E' scomodo parlarne in maniera favorevole perché il dibattito sulla questione è meglio chiuderlo prima di perdere voti preziosi, merce di scambio di questo nostro sistema elettorale.
E' inopportuno prendere posizioni prima di vedere come andranno  le cose laggiù dopo che il corso di lider maximo sarà finito.
E' inutile sposare una battaglia senza sapere qual'è la posta in gioco, tanto più che di battaglie aperte su cui indirizzare la propria attenzione ce ne sono molteplici.

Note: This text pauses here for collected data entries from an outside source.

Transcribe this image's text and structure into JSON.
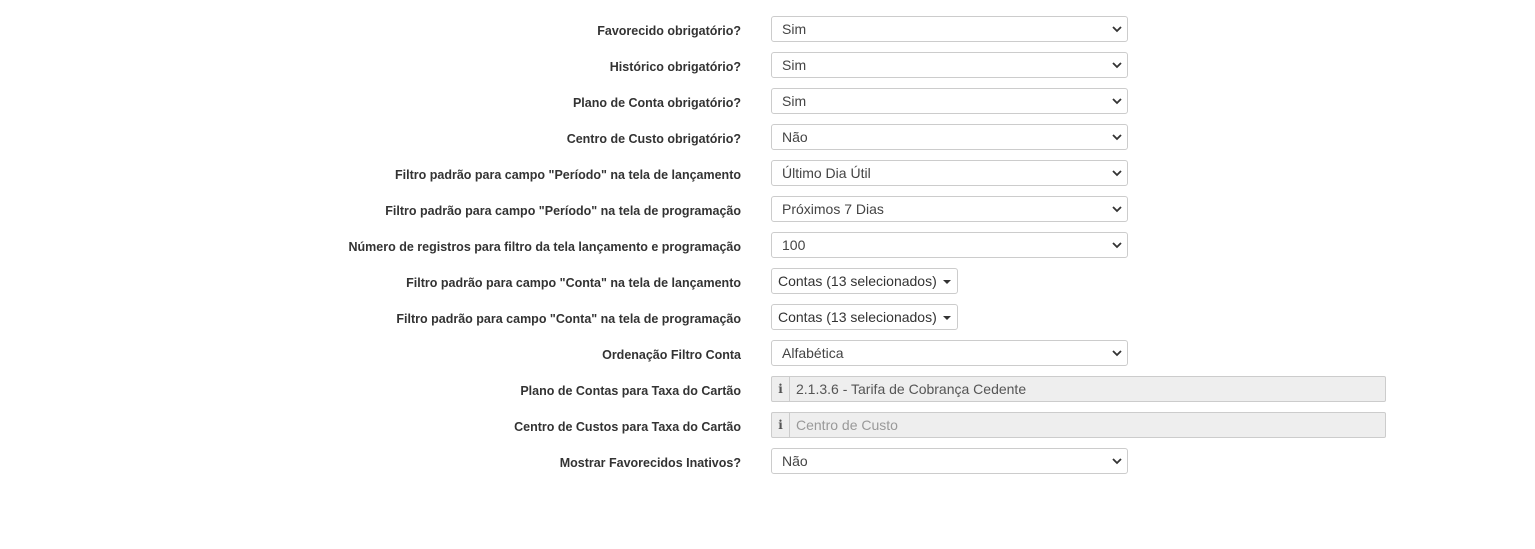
{
  "form": {
    "fields": [
      {
        "label": "Favorecido obrigatório?",
        "value": "Sim"
      },
      {
        "label": "Histórico obrigatório?",
        "value": "Sim"
      },
      {
        "label": "Plano de Conta obrigatório?",
        "value": "Sim"
      },
      {
        "label": "Centro de Custo obrigatório?",
        "value": "Não"
      },
      {
        "label": "Filtro padrão para campo \"Período\" na tela de lançamento",
        "value": "Último Dia Útil"
      },
      {
        "label": "Filtro padrão para campo \"Período\" na tela de programação",
        "value": "Próximos 7 Dias"
      },
      {
        "label": "Número de registros para filtro da tela lançamento e programação",
        "value": "100"
      },
      {
        "label": "Filtro padrão para campo \"Conta\" na tela de lançamento",
        "value": "Contas (13 selecionados)"
      },
      {
        "label": "Filtro padrão para campo \"Conta\" na tela de programação",
        "value": "Contas (13 selecionados)"
      },
      {
        "label": "Ordenação Filtro Conta",
        "value": "Alfabética"
      },
      {
        "label": "Plano de Contas para Taxa do Cartão",
        "value": "2.1.3.6 - Tarifa de Cobrança Cedente"
      },
      {
        "label": "Centro de Custos para Taxa do Cartão",
        "placeholder": "Centro de Custo"
      },
      {
        "label": "Mostrar Favorecidos Inativos?",
        "value": "Não"
      }
    ]
  },
  "icons": {
    "select_arrow": "chevron-down-icon",
    "multiselect_arrow": "caret-down-icon",
    "info_addon": "info-icon"
  },
  "colors": {
    "border": "#cccccc",
    "readonly_background": "#eeeeee",
    "label_text": "#333333"
  }
}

E i cubanologi di vecchio corso cosa fanno, cosa dicono, come agiscono?
Molti spariscono e si confondono per uscire dal centro dell'attenzione; altri seguitano imperterriti sulla loro strada; altri ancora, invece, si trascinano stancamente pensando che prima o poi finirà.

E' imbarazzante. E' stupido. E' inutile.

Chi ama Cuba, deve per forza prendere una posizione: o con Cuba o contro. Non vi sono altre vie di mezzo, non esiste una zona grigia dove nascondersi. E non si tratta di un gioco con premi in palio: quì nessuno vince nulla. Se si decide di stare con Cuba bisogna assumersene tutte le impopolarità del momento, le critiche, le responsabilità del gesto. Nessuno da Cuba concederà mai titoli onorifici,  tanto meno benefit e medaglie. Ma da Cuba si apprezzerà lo spirito solidale ed internazionalista del gesto.
E a Cuba, credetemi, si sentiranno meno isolati.